Novimmune SA announces that patients diagnosed with hemophagocytic lymphohistiocytosis (HLH), and who are participating in the company's ongoing clinical trial of its NI-0501 monoclonal antibody, will now be able to be treated with the drug without having to first fail conventional treatments.
The company recently filed a protocol amendment with the US Food and Drug Administration as well as European regulatory authorities in order to allow first-line treatment in the study. Based on available preliminary data from HLH patients treated with NI-0501 after having failed conventional therapies, regulatory authorities and the Ethical Committees having already completed the review process allowed the proposed amendment to proceed with no change.
The amended protocol has since been implemented at the HLH Center of Excellence of the Cincinnati Children's Hospital Medical Center, at Texas Children's Hospital in Houston, Texas, and at Alfred I. DuPont Hospital for Children in Wilmington, Del., and some participating hospitals in Europe. It is expected that all designated study sites will be authorized to implement the amended study protocol within the next several weeks.

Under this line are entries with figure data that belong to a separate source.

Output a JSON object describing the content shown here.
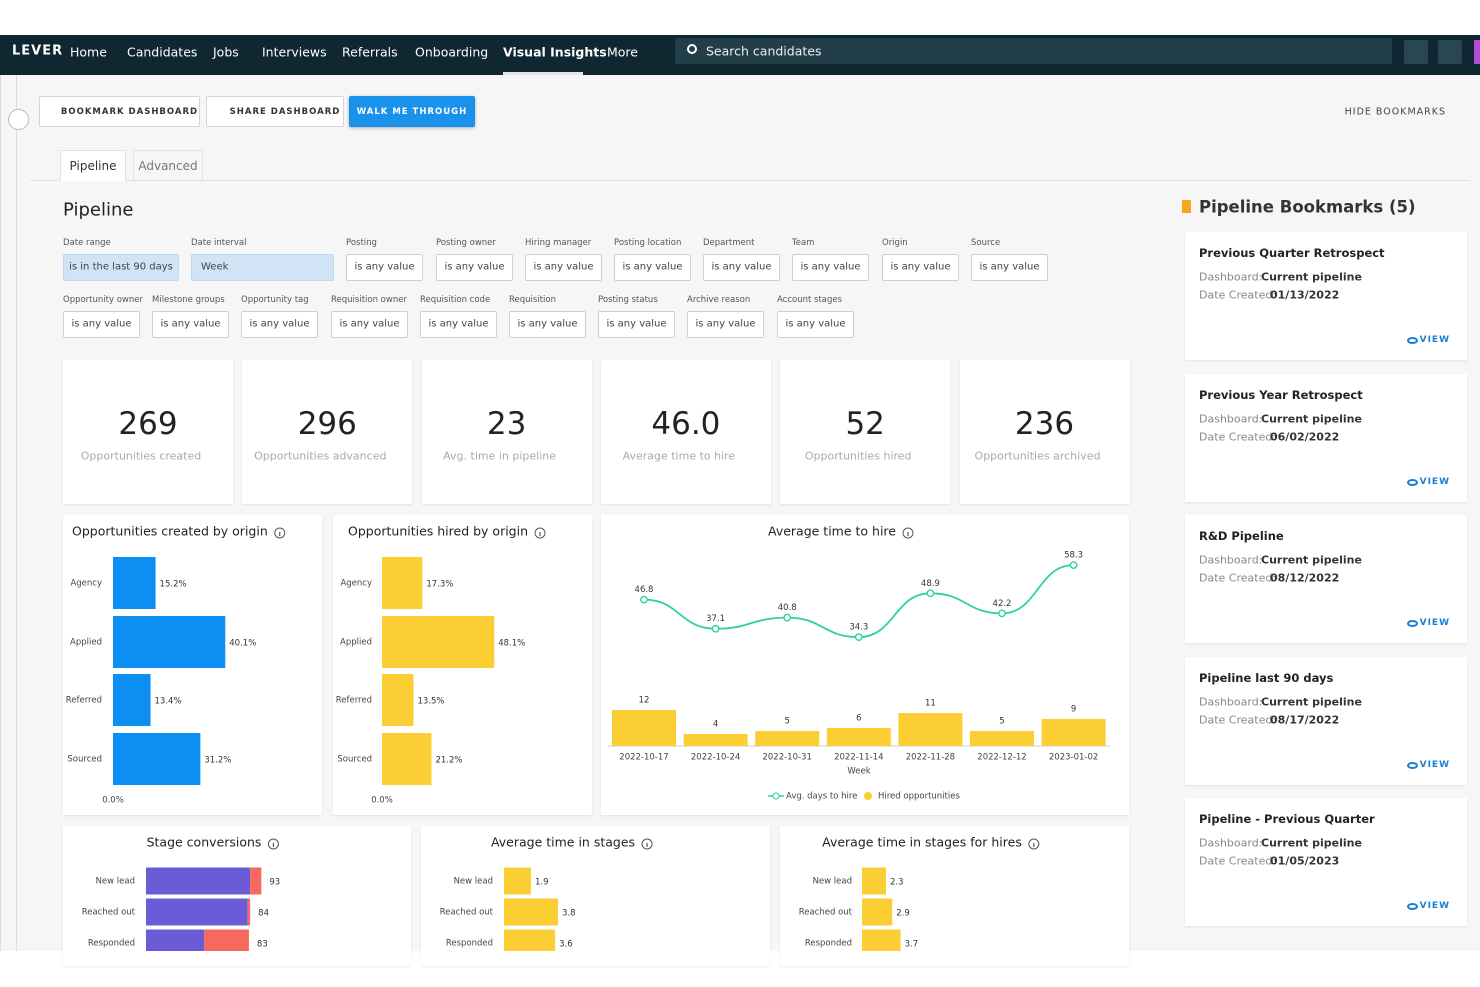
{
  "nav": {
    "logo": "LEVER",
    "items": [
      "Home",
      "Candidates",
      "Jobs",
      "Interviews",
      "Referrals",
      "Onboarding",
      "Visual Insights",
      "More"
    ],
    "active": 6,
    "search": "Search candidates"
  },
  "toolbar": {
    "buttons": [
      "BOOKMARK DASHBOARD",
      "SHARE DASHBOARD",
      "WALK ME THROUGH"
    ],
    "hide": "HIDE BOOKMARKS"
  },
  "tabs": [
    "Pipeline",
    "Advanced"
  ],
  "dashboard": {
    "title": "Pipeline",
    "filters": [
      [
        {
          "label": "Date range",
          "value": "is in the last 90 days"
        },
        {
          "label": "Date interval",
          "value": "Week"
        },
        {
          "label": "Posting",
          "value": "is any value"
        },
        {
          "label": "Posting owner",
          "value": "is any value"
        },
        {
          "label": "Hiring manager",
          "value": "is any value"
        },
        {
          "label": "Posting location",
          "value": "is any value"
        },
        {
          "label": "Department",
          "value": "is any value"
        },
        {
          "label": "Team",
          "value": "is any value"
        },
        {
          "label": "Origin",
          "value": "is any value"
        },
        {
          "label": "Source",
          "value": "is any value"
        }
      ],
      [
        {
          "label": "Opportunity owner",
          "value": "is any value"
        },
        {
          "label": "Milestone groups",
          "value": "is any value"
        },
        {
          "label": "Opportunity tag",
          "value": "is any value"
        },
        {
          "label": "Requisition owner",
          "value": "is any value"
        },
        {
          "label": "Requisition code",
          "value": "is any value"
        },
        {
          "label": "Requisition",
          "value": "is any value"
        },
        {
          "label": "Posting status",
          "value": "is any value"
        },
        {
          "label": "Archive reason",
          "value": "is any value"
        },
        {
          "label": "Account stages",
          "value": "is any value"
        }
      ]
    ],
    "kpis": [
      {
        "value": 269,
        "label": "Opportunities created"
      },
      {
        "value": 296,
        "label": "Opportunities advanced"
      },
      {
        "value": 23,
        "label": "Avg. time in pipeline"
      },
      {
        "value": "46.0",
        "label": "Average time to hire"
      },
      {
        "value": 52,
        "label": "Opportunities hired"
      },
      {
        "value": 236,
        "label": "Opportunities archived"
      }
    ],
    "charts": [
      {
        "type": "bar",
        "title": "Opportunities created by origin",
        "categories": [
          "Agency",
          "Applied",
          "Referred",
          "Sourced"
        ],
        "values": [
          15.2,
          40.1,
          13.4,
          31.2
        ],
        "value_labels": [
          "15.2%",
          "40.1%",
          "13.4%",
          "31.2%"
        ],
        "color": "#0b8ff2",
        "xlim": [
          0,
          50
        ],
        "xticks": [
          {
            "value": 0,
            "label": "0.0%"
          }
        ]
      },
      {
        "type": "bar",
        "title": "Opportunities hired by origin",
        "categories": [
          "Agency",
          "Applied",
          "Referred",
          "Sourced"
        ],
        "values": [
          17.3,
          48.1,
          13.5,
          21.2
        ],
        "value_labels": [
          "17.3%",
          "48.1%",
          "13.5%",
          "21.2%"
        ],
        "color": "#fbcf34",
        "xlim": [
          0,
          60
        ],
        "xticks": [
          {
            "value": 0,
            "label": "0.0%"
          }
        ]
      },
      {
        "type": "combo",
        "title": "Average time to hire",
        "x_label": "Week",
        "categories": [
          "2022-10-17",
          "2022-10-24",
          "2022-10-31",
          "2022-11-14",
          "2022-11-28",
          "2022-12-12",
          "2023-01-02"
        ],
        "series": [
          {
            "name": "Avg. days to hire",
            "type": "line",
            "color": "#2fcfa5",
            "values": [
              46.8,
              37.1,
              40.8,
              34.3,
              48.9,
              42.2,
              58.3
            ]
          },
          {
            "name": "Hired opportunities",
            "type": "bar",
            "axis": "y2",
            "color": "#fbcf34",
            "values": [
              12,
              4,
              5,
              6,
              11,
              5,
              9
            ]
          }
        ],
        "ylim": [
          30,
          60
        ],
        "y2lim": [
          0,
          40
        ]
      },
      {
        "type": "stacked_bar",
        "title": "Stage conversions",
        "categories": [
          "New lead",
          "Reached out",
          "Responded"
        ],
        "series": [
          {
            "color": "#6c5bd6",
            "values": [
              84,
              82,
              47
            ]
          },
          {
            "color": "#f8695d",
            "values": [
              9,
              2,
              36
            ]
          }
        ],
        "totals": [
          93,
          84,
          83
        ],
        "xlim": [
          0,
          100
        ]
      },
      {
        "type": "bar",
        "title": "Average time in stages",
        "categories": [
          "New lead",
          "Reached out",
          "Responded"
        ],
        "values": [
          1.9,
          3.8,
          3.6
        ],
        "color": "#fbcf34",
        "xlim": [
          0,
          10
        ]
      },
      {
        "type": "bar",
        "title": "Average time in stages for hires",
        "categories": [
          "New lead",
          "Reached out",
          "Responded"
        ],
        "values": [
          2.3,
          2.9,
          3.7
        ],
        "color": "#fbcf34",
        "xlim": [
          0,
          14
        ]
      }
    ]
  },
  "bookmarks": {
    "title": "Pipeline Bookmarks (5)",
    "items": [
      {
        "name": "Previous Quarter Retrospect",
        "dashboard_label": "Dashboard:",
        "dashboard": "Current pipeline",
        "date_label": "Date Created:",
        "date": "01/13/2022",
        "action": "VIEW"
      },
      {
        "name": "Previous Year Retrospect",
        "dashboard_label": "Dashboard:",
        "dashboard": "Current pipeline",
        "date_label": "Date Created:",
        "date": "06/02/2022",
        "action": "VIEW"
      },
      {
        "name": "R&D Pipeline",
        "dashboard_label": "Dashboard:",
        "dashboard": "Current pipeline",
        "date_label": "Date Created:",
        "date": "08/12/2022",
        "action": "VIEW"
      },
      {
        "name": "Pipeline last 90 days",
        "dashboard_label": "Dashboard:",
        "dashboard": "Current pipeline",
        "date_label": "Date Created:",
        "date": "08/17/2022",
        "action": "VIEW"
      },
      {
        "name": "Pipeline - Previous Quarter",
        "dashboard_label": "Dashboard:",
        "dashboard": "Current pipeline",
        "date_label": "Date Created:",
        "date": "01/05/2023",
        "action": "VIEW"
      }
    ]
  }
}
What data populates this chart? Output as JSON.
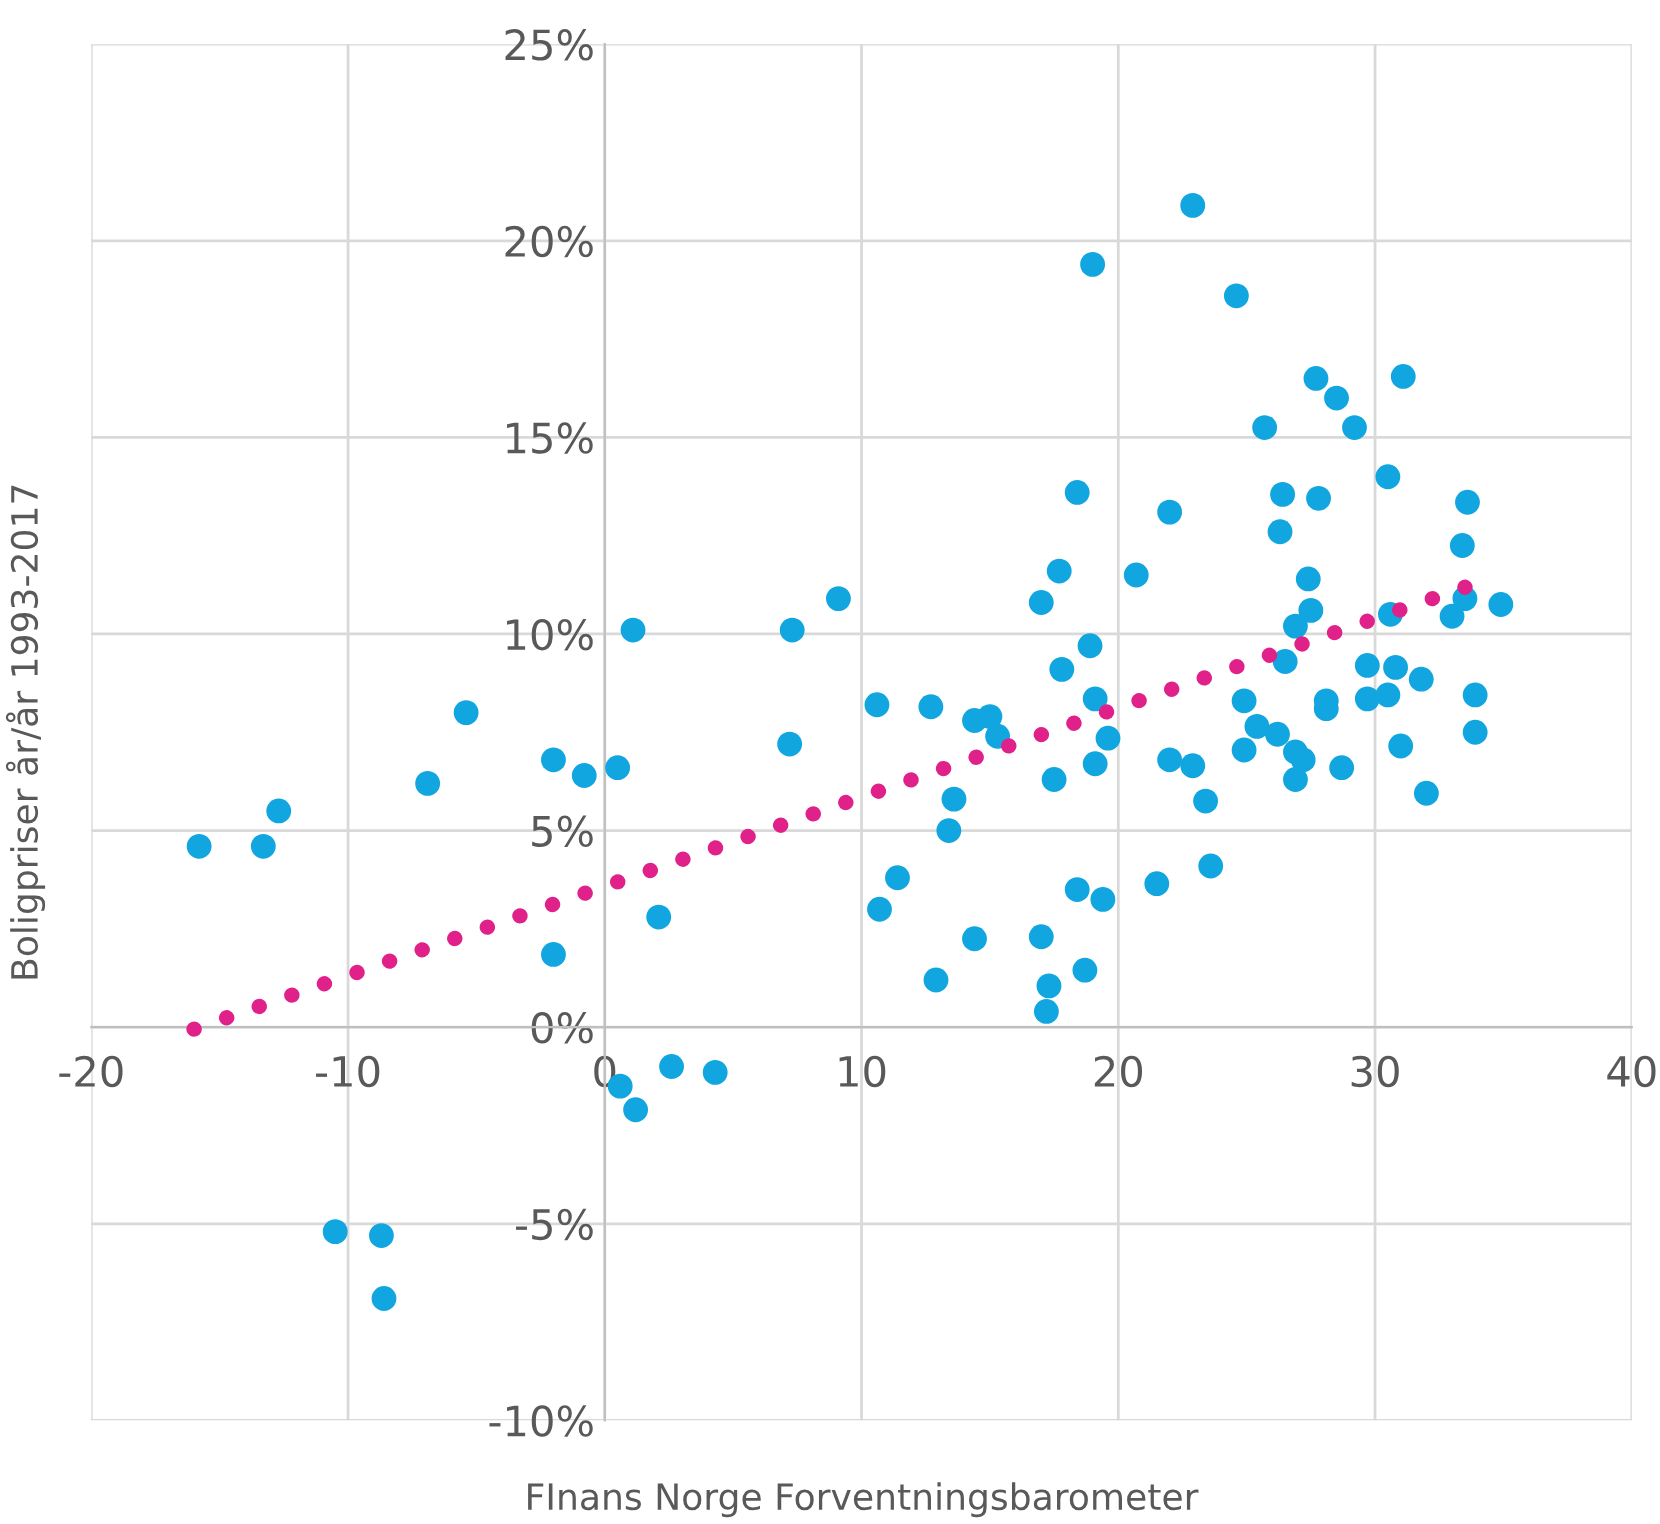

"I am extremely pleased that, from now on, critically ill children at any stage of the disease, will have the opportunity to receive a targeted therapy which, because of its mechanism of action, does not cause the toxicities associated with the use of conventional HLH therapies" said Cristina de Min, MD, Chief Medical Officer at Novimmune.
The study is designed to evaluate the potential of NI-0501 as a targeted treatment for the disease with the objective of obtaining marketing authorization. NI-0501 is the first treatment specifically developed for HLH, a disease for which no drugs are currently approved. The study is currently underway at four investigational sites in the US and 14 sites in five European countries.
NI-0501 is a fully human monoclonal antibody that neutralizes interferon gamma, a cell-signaling protein believed to play a pivotal role in the development of HLH. In the ongoing Phase II study, NI-0501 was initially administered to patients showing unsatisfactory response or intolerance to conventional therapies including chemotherapy, immune-suppressive medicines, and immune-depleting drugs. The approved amendment to the protocol allows NI-0501 to be administered to patients as a first-line treatment before any other intervention.
HLH is a rare and severe disorder characterized by abnormal activation of the human immune system. The resulting inflammation rapidly attacks various parts of the body leading to multi-organ failure. The disease is fatal within a few weeks if left untreated and has a 40% to 50% mortality rate with current available treatments. HLH primarily affects infants and young children, but is becoming increasingly recognized in adults as the worldwide medical community becomes more familiar with its symptoms.